The first parade for St. Patrick’s Day actually happened in Florida in 1601, not Ireland as you would expect. They began to grow in popularity, with homesick Irish soldiers marching on March 17, 1772 in New York City to honor their patron saint. More parades took off and enthusiasm continued to grow.
Despite how we celebrate in the United States, traditionally St. Patrick’s Day is a religious occasion in Ireland where people attend church in the morning and later eat Irish bacon and cabbage because the Lenten restrictions are waived for the day. Recently, Ireland has made more of a push in their own celebrations to boost tourism and showcase Irish culture.
Vernal Equinox (March 20)
The Vernal Equinox marks the first day of spring and one out of two times in the year when the Sun is directly above the Equator, making the day and night the same amount of time. Many celebrate this as a time of fresh starts and fertility. In fact, many areas in Asia observe the New Year on this day, called Nowruz.
Nowruz (March 20)
This Persian word translates to “new day” and is known as either the Iranian New Year or Persian New Year. People of different beliefs celebrate the day, but it also serves as a holy day for certain groups, including some Muslim communities, Zoroastrians, and more. In preparation for the day, spring cleaning is important as well as purchasing new clothes to wear for the new year. Then visits are made to family and friends before they gather around the Haft-sin table to celebrate the moment the New Year arrives.
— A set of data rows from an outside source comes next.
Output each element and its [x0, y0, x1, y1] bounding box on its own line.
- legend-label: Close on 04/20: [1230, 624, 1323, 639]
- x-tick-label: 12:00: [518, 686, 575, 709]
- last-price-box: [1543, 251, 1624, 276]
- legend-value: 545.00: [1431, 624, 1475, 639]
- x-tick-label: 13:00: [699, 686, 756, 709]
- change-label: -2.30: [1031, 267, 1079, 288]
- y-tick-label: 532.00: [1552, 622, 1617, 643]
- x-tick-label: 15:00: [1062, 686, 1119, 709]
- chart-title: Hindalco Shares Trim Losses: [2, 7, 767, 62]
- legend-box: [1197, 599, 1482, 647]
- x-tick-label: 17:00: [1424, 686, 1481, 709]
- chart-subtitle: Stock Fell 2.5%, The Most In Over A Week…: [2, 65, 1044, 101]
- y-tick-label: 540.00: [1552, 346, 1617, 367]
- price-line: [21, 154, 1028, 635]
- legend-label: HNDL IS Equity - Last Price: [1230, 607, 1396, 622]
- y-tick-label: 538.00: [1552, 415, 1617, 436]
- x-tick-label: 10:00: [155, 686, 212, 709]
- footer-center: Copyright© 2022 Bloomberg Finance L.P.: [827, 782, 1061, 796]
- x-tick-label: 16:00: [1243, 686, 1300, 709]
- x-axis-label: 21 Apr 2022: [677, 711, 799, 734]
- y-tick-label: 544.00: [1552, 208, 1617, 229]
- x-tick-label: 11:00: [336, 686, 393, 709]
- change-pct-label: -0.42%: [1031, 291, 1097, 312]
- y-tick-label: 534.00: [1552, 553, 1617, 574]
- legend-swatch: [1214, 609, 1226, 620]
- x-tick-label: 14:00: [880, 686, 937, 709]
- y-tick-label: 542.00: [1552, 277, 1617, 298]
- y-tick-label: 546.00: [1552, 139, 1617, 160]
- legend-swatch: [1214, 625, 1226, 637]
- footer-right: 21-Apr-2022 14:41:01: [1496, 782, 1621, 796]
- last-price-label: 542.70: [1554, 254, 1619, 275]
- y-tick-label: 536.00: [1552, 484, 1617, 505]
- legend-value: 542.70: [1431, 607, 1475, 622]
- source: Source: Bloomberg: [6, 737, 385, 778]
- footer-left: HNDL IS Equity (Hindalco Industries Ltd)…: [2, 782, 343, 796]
World Down Syndrome Day (March 21)
Passover (Begins March 27)
Passover is a Jewish celebration to represent the Israelites being led out of Egypt, also know as the Exodus. The standard length is eight days and it begins with either one or two nights of seder, a specific feast. Individual celebrations may vary, but there are certain things to expect at seder, including prayers and a seder plate. This contains a number of things including unleavened bread (matzoh), bitter herbs (maror), and more.
The matzoah, or unleavened bread, represents the speed in which the Israelites left Egypt. Their bread didn’t have time to rise, so they honor this during Passover celebrations. Learn more about Passover
Holi (March 28-29)
This famous Hindu holiday is celebrated throughout most of India, sometimes under a different name. This “festival of love” represents a time to forget bad feelings and resentments and unite in friendship and love. Color plays a major part of this holiday, with the vibrancy representing positivity. No matter what part of the country it is is celebrated in, all partake with great joy and excitement. Before the day of Holi, a bonfire is lit to represent how good triumphs over evil. The colors come out in force on Holi as people play with them with their friends and family and then in the evening show their love and respect.